Background: Favipiravir and Molnupiravir, orally available antivirals, have been reported to exert antiviral activity against SARS-CoV-2. First efficacy data have been recently reported in COVID-19 patients. Methods: We here report on the combined antiviral effect of both drugs in a SARS-CoV-2 Syrian hamster infection model. The infected hamsters were treated twice daily with the vehicle (the control group) or a suboptimal dose of each compound or a combination of both compounds. Findings: When animals were treated with a combination of suboptimal doses of Molnupiravir and Favipiravir at the time of infection, a marked combined potency at endpoint is observed. Infectious virus titers in the lungs of animals treated with the combination are reduced by ∼5 log10 and infectious virus are no longer detected in the lungs of >60% of treated animals. When start of treatment was delayed with one day a reduction of titers in the lungs of 2.4 log10 was achieved.
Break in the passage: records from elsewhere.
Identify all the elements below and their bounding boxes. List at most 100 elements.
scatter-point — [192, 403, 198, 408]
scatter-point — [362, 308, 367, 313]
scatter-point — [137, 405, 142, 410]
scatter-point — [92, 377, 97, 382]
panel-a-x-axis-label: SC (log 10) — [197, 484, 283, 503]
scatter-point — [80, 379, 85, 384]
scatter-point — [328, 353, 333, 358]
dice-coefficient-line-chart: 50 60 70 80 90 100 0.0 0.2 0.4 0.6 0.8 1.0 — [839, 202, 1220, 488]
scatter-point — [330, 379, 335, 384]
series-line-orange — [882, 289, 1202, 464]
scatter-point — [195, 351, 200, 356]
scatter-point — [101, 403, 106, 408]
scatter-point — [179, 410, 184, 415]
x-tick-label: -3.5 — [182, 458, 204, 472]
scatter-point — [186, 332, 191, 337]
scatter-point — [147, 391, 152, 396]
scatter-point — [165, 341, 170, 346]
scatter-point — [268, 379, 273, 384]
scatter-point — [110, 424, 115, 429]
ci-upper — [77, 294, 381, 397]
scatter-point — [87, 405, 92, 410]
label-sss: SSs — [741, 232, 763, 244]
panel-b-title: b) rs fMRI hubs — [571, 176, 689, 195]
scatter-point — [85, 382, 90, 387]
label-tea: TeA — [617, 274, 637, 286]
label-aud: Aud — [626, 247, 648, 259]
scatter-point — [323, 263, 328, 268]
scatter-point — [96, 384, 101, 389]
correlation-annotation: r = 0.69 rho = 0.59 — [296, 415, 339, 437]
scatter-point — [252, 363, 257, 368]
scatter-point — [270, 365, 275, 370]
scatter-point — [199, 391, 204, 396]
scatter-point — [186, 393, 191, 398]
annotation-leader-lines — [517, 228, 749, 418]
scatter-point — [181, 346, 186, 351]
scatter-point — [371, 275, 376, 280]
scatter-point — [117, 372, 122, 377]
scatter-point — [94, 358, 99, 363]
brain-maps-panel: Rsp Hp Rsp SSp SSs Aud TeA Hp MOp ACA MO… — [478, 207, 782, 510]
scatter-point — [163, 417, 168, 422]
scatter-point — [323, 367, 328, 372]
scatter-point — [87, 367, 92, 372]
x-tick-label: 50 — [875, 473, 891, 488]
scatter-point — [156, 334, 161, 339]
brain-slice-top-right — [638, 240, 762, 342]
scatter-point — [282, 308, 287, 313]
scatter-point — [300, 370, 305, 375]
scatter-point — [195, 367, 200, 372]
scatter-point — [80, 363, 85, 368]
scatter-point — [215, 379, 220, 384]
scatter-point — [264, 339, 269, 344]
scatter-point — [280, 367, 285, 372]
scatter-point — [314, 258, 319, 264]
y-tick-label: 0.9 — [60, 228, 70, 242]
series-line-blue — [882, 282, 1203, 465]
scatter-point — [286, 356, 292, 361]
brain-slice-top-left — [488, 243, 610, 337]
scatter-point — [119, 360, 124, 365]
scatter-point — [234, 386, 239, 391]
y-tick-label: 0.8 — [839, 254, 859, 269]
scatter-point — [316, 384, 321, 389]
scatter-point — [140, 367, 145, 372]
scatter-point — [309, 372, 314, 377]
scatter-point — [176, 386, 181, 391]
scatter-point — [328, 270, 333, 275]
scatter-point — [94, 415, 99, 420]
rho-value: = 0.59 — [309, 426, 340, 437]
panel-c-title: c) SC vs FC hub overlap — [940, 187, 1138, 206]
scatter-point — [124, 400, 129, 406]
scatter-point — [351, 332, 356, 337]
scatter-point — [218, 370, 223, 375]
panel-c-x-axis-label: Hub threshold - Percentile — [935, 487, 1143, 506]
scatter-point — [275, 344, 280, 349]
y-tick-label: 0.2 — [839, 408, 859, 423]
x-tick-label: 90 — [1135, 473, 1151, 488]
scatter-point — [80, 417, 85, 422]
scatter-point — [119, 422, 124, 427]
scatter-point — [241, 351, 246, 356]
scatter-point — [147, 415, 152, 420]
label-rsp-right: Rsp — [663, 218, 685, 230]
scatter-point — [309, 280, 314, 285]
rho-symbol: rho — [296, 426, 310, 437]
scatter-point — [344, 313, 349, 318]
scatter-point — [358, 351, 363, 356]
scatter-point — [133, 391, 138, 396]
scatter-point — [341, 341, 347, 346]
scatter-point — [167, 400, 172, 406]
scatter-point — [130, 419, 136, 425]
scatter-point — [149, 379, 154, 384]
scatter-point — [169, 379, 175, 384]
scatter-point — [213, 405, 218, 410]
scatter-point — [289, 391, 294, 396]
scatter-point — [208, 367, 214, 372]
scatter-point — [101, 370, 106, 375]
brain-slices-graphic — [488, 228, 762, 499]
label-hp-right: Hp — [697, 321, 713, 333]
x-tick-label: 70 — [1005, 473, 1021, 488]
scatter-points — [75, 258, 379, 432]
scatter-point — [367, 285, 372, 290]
Moreover, treatment of infected animals nearly completely prevented transmission to co-housed untreated sentinels. Both drugs result in an increased mutation frequency of the remaining viral RNA recovered from the lungs of treated animals. In the combo-treated hamsters, an increased frequency of C-to-T mutations in the viral RNA is observed as compared to the single treatment groups which may explain the pronounced antiviral potency of the combination. Interpretation: Our findings may lay the basis for the design of clinical studies to test the efficacy of the combination of Molnupiravir/Favipiravir in the treatment of COVID-19. Funding: stated in the acknowledgment.